A spurt of flame “flared like a sulphur match” from the turret. Quentin Reynolds on Ancon wrote, “The flame must have shot eighty feet into the air and then, as it receded, men who had been blown skyward fell with it, mingling with the flame and the orange smoke.” Hewitt watched aghast as the explosion vented along the cruiser’s port waterline: Savannah had been his flagship during North
Atlantic convoy duty in 1941.
The blast vaporized bulkheads, buckled decks, and shattered watertight doors, killing every sailor in turret number 3, and ripping a thirty-foot hole in the ship’s bottom. Flame licked through ventilation ducts, incinerating more men with flash burns; poisonous gases rolled up powder hoists and piping. Eight magazines were wrecked, and a design flaw caused ducts from the magazines to vent on the third deck rather than overboard, killing men in compartments that suffered little structural damage. Twenty-one sailors died in a gun room when visibility instantly dropped to six inches and toxic fumes overwhelmed them before they could escape through a rear hatch.

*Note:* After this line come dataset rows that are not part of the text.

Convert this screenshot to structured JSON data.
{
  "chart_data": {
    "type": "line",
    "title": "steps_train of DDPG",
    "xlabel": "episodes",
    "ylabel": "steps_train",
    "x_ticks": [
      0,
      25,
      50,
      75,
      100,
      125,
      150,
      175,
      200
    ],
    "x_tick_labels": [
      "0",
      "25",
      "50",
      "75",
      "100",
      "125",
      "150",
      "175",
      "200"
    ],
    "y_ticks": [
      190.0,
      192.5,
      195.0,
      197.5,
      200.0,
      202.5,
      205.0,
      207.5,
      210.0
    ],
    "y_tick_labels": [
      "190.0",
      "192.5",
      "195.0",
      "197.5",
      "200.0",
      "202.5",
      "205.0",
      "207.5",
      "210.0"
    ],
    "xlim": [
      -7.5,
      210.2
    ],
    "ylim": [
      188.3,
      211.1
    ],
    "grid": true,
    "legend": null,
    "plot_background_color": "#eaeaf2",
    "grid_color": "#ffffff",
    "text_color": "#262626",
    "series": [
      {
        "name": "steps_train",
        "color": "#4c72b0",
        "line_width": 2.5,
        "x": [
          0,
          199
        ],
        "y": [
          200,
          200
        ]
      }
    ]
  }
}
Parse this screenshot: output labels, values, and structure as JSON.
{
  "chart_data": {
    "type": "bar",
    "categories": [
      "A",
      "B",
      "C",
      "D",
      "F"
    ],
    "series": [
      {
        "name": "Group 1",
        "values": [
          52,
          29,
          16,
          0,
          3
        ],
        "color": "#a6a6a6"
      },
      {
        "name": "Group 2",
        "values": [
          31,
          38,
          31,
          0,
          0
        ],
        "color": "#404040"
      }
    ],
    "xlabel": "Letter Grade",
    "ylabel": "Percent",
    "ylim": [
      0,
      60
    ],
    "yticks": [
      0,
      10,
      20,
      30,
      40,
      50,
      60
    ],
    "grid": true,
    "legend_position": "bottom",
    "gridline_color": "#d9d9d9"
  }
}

Not least, gunpowder lay scattered five inches deep. At Pearl Harbor twenty-one months earlier, a conventional bomb under similar circumstances had ignited a forward powder magazine and eviscerated the U.S.S. Arizona with a devastating explosion; Roma had died in like fashion on Thursday afternoon, broken in half with a loss of thirteen hundred lives. Only massive flooding preserved Savannah from the same fate: her powder had begun to burn but an abrupt tide of seawater through the side plates and lower hull quenched the fire just seconds before the magazines would have ignited.
Her rugged hull saved her, along with luck and heroic firefighting. Flooded for 152 feet of her length and listing 8 degrees to port, Savannah settled 12 feet in the bow until her forecastle was nearly awash. Frozen in a left turn, she crossed Ancon’s bow before gliding by the flagship’s port side as if passing in review. Detonating 6-inch shells and burning balsa rafts on the weather deck complicated the rescue efforts of men playing hoses down gun muzzles and through the violated roof of turret number 3. The lucky died quickly, including one human torch who appeared on deck and leaped overboard—his body was never recovered—and a turret officer, naked and charred and entangled in phone wire, who passed within minutes. Others lingered for days. Among the unluckiest was Bosun’s Mate John M. Wilhelm, who had been transferred from his minesweeper to Savannah the previous day for treatment of a broken ankle; he died with eight others in the sick bay, and would be buried at sea.